Cyrus Shams is a young man grappling with an inheritance of violence and loss: his mother’s plane was shot down over the skies of the Persian Gulf in a senseless accident; and his father’s life in America was circumscribed by his work killing chickens at a factory farm in the Midwest. Cyrus is a drunk, an addict, and a poet, whose obsession with martyrs leads him to examine the mysteries of his past—toward an uncle who rode through Iranian battlefields dressed as the angel of death to inspire and comfort the dying, and toward his mother, through a painting discovered in a Brooklyn art gallery that suggests she may not have been who or what she seemed.
Minha review no GoodReads
Em Martyr!, a grande obsessão é perceber como dar significado à morte.
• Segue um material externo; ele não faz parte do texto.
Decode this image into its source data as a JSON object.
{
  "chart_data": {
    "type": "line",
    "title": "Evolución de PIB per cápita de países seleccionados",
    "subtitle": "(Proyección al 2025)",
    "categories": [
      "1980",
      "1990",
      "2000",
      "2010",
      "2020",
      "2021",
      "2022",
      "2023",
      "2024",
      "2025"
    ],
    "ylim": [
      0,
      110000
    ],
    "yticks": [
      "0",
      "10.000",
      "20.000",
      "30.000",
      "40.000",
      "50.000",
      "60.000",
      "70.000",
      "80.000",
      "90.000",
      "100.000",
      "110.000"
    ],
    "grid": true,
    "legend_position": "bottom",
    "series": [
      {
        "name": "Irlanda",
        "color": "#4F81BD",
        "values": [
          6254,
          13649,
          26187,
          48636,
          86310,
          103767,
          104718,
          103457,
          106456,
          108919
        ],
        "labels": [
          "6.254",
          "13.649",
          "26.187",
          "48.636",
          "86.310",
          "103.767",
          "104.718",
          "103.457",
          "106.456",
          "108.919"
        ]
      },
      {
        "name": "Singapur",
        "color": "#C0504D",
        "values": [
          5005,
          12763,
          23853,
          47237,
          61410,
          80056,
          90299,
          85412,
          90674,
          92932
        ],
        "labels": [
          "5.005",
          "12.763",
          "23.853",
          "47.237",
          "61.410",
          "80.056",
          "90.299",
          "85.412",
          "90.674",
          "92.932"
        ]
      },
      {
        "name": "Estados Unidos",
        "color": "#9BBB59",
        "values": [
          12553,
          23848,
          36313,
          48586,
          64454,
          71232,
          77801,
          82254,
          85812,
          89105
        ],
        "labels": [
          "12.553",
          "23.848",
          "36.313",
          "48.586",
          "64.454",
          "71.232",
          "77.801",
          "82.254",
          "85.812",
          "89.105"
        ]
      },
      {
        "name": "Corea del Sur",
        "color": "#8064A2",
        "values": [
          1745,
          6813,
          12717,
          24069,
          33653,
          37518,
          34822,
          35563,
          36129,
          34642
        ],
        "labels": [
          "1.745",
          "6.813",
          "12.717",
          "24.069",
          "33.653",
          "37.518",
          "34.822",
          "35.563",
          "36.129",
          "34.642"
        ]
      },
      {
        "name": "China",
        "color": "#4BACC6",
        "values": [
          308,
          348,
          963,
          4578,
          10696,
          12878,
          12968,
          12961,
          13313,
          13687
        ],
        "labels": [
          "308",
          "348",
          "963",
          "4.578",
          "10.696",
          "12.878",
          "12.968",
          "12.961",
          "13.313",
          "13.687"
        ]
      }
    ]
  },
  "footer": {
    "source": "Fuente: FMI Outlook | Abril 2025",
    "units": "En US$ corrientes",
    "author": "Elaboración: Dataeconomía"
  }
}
É este ponto de partida que molda um romance centrado em crises de identidade, no luto e na dependência. Gostei muito do primeiro terço do livro. Cyrus é uma personagem complexa e inquieta que nos agarra de imediato. Só que, do meio para a frente, fui aos poucos perdendo o interesse. A escrita tem momentos de grande beleza, mas o romance perde força, deixando a sensação de um potencial que não se concretiza totalmente.
Progresso de leitura e citações:
April 20, 2026 –
12.0% "Her husband, her family, her friends—everyone she knew in Iran was cynical, believing that to hope was ignorant, even murderously naïve. But tomorrow would be better than today. For the first time in ages, she really believed that"
April 21, 2026 –
16.0% "(...) Uncle Arash had been tasked with the strangest job in the Persian army. At night, after the human wave attacks and the mustard gas left countless dozens or hundreds of Iranians dying on the battlefield, it was Arash’s job to quietly and secretly put on a long black cloak, get atop a horse, and ride around the battlefield of fallen men with a flashlight under his face. He was meant to look like an angel."
April 22, 2026 –
18.0% "We move from one decision to the next, only we’re not even aware they’re decisions. We treat our minds like crowns, these magnificent crowns on our magnificent autonomies. But our minds aren’t crowns. They’re clocks. It’s why we invest everything in our stories. Stories are the excrement of time. Someone said that.”
Adélia Prado, said Lisa.
Adélia Prado, right, Roya answered. How did you know that? Roya asked."
April 23, 2026 –
23.0% "All I know is I’m fascinated. Like in Iran, there are these schools for the children of men killed in the war, who they call ‘martyrs.’ (…) I’ve heard of children of martyrs trying to hide it, like they’re ashamed of all the privilege. Like trust fund kids, except instead of trust funds they have dead parents. It’s nuts.”"
April 26, 2026 –
32.0% "The chicken farm where I worked in Fort Wayne wasn’t a normal farm. We didn’t raise chickens for you to eat. We raised the grandparents of the chickens you eat. A breeder farm. And really, it was more laboratory than farm. The goal: to create, through selective breeding, a chicken that would go from egg to harvest in as little time as possible, on as little feed as possible."
April 27, 2026 –
44.0% "My marriage with Ali was never one of those, but just being perceived, all the time being perceived, was itself exhausting. Ali’s vacations were vacations for me too."
April 28, 2026 –
53.0% "Cyrus read on a website once that there was a word for this: sonder. “The realization that each random passerby is living a life as vivid and complex as your own.” Incredible, how naming something took nothing away from its stagger. Language could be totally impotent like that."
April 28, 2026 –
62.0% "Everyone in America seemed to be afraid and hurting and angry, starving for a fight they could win. And more than that even, they seemed certain their natural state was to be happy, contented, and rich. The genesis of everyone’s pain had to be external, such was their certainty."